The ideological war on KiwiSaver is heating up ahead of two major policy decisions scheduled for next year with calls to scuttle the current default system and delete the tax advantage for higher income earners.
Binu Paul, co-founder of financial product comparison tool, Pocketwise, said the default scheme system has clearly failed with 400,000 members – or 15 per cent of the total – languishing in state-allocated funds.
Paul said in a statement that it “should be easier to force members to make appropriate decisions early on rather than leave it for later”.
“‘I’ll take a look at it later on’ hasn’t clearly worked for close to half a million Kiwis,” he said.
He said as well as channeling members into potentially risk-inappropriate funds, the system creates a de facto government endorsement of the nine schemes currently anointed as default providers. There are about 20 retail KiwiSaver providers, implying at least 11 aren’t up to scratch according to government default standards.
“Perhaps a more effective solution would be to require all providers to satisfy all requirements and if they are fit for purpose, to have at least one fund in their scheme as a ‘default’ fund – rather than approving only some providers to offer default schemes,” Paul said.
The government will carry out a statutory review – the third to date – of the KiwiSaver default system.
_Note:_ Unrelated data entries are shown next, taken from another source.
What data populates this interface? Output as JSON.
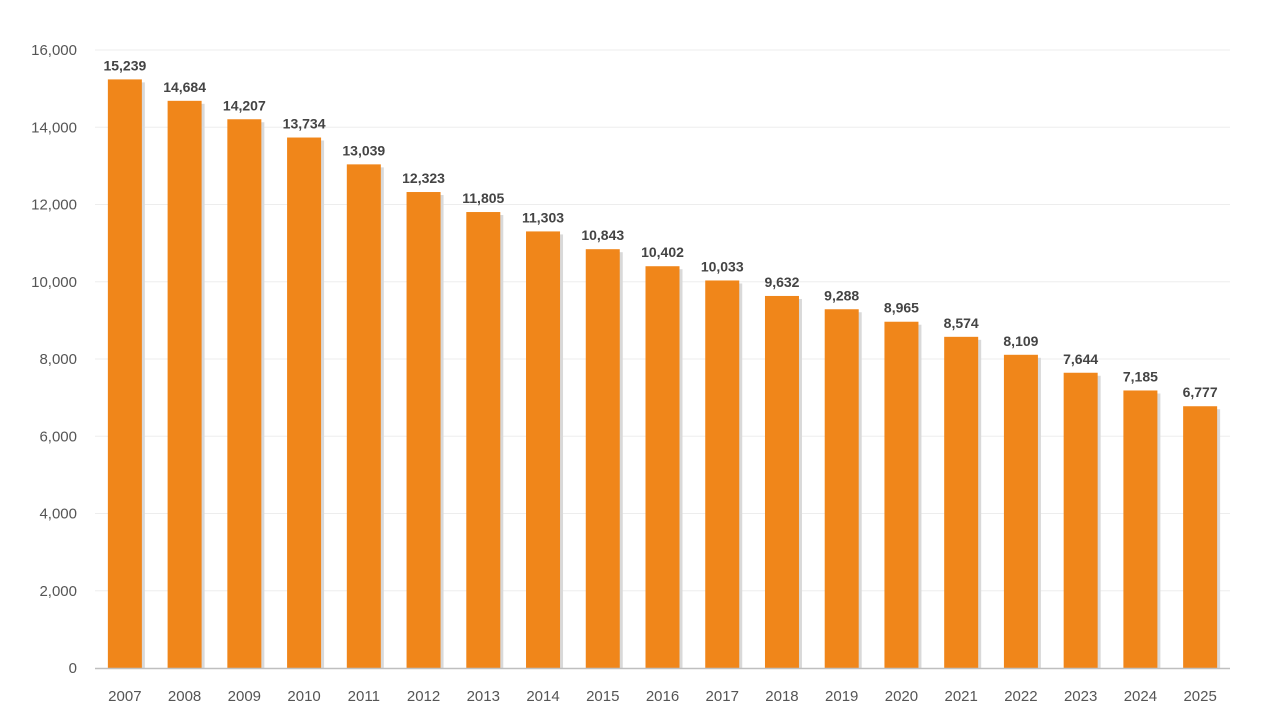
{
  "chart_data": {
    "type": "bar",
    "title": "",
    "xlabel": "",
    "ylabel": "",
    "categories": [
      "2007",
      "2008",
      "2009",
      "2010",
      "2011",
      "2012",
      "2013",
      "2014",
      "2015",
      "2016",
      "2017",
      "2018",
      "2019",
      "2020",
      "2021",
      "2022",
      "2023",
      "2024",
      "2025"
    ],
    "values": [
      15239,
      14684,
      14207,
      13734,
      13039,
      12323,
      11805,
      11303,
      10843,
      10402,
      10033,
      9632,
      9288,
      8965,
      8574,
      8109,
      7644,
      7185,
      6777
    ],
    "data_labels": [
      "15,239",
      "14,684",
      "14,207",
      "13,734",
      "13,039",
      "12,323",
      "11,805",
      "11,303",
      "10,843",
      "10,402",
      "10,033",
      "9,632",
      "9,288",
      "8,965",
      "8,574",
      "8,109",
      "7,644",
      "7,185",
      "6,777"
    ],
    "ylim": [
      0,
      16000
    ],
    "y_ticks": [
      0,
      2000,
      4000,
      6000,
      8000,
      10000,
      12000,
      14000,
      16000
    ],
    "y_tick_labels": [
      "0",
      "2,000",
      "4,000",
      "6,000",
      "8,000",
      "10,000",
      "12,000",
      "14,000",
      "16,000"
    ],
    "grid": true,
    "legend": "none",
    "colors": {
      "bar": "#F0861A",
      "bar_shadow": "#D9D9D9",
      "grid": "#EDEDED",
      "axis": "#BFBFBF"
    }
  }
}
Kris Faafoi, Commerce Minister, has put both fees and default scheme asset allocation on the review agenda.
In another pre-emptive strike last week, well-known actuary, Michael Chamberlain, lobbied against proposals to lower the portfolio investment entity (PIE) tax rates for low-to-middle income KiwiSaver members.
Chamberlain founded the SuperLife KiwiSaver and superannuation schemes bought by the NZX in 2014 for $35 million. He left the NZX last December after completing a three-year work-out agreement.
The Sir Michael Cullen-led Tax Working Group (TWG) floated plans in September to cut the PIE rates by 5 per cent for KiwiSaver members currently taxed at 17.5 and 10.5 per cent: higher income earners on the top 33 per cent tax rate already have a 5 per cent PIE tax discount.
Under the TWG proposals only KiwiSaver funds could likely access the PIE relief with investments held outside the regime to be taxed at marginal rates.
However, Chamberlain said an analysis of KiwiSaver returns shows that the proposed tax relief for those on lower rates would have minimal influence on returns. But the PIE discount at the top end created a “huge tax advantage for the highest paid”, he said in the release.
Instead of carving off a tax-preferred KiwiSaver market, the TWG should create a level playing field for all investment vehicles, the statement says.
“Tax breaks for retirement are very expensive, distortionary, inequitable, regressive and demand high, growing regulatory walls around affected assets, to ensure the incentives are not ‘misused’,” Chamberlain said. “But worst of all, tax incentives seem not to work (raise overall savings). That’s also likely to be the case for KiwiSaver but we need to find out. The TWG hasn’t bothered to do that.”
The TWG is due to release its final report in February with the imposition of a broad capital gains tax expected to be the centre-piece.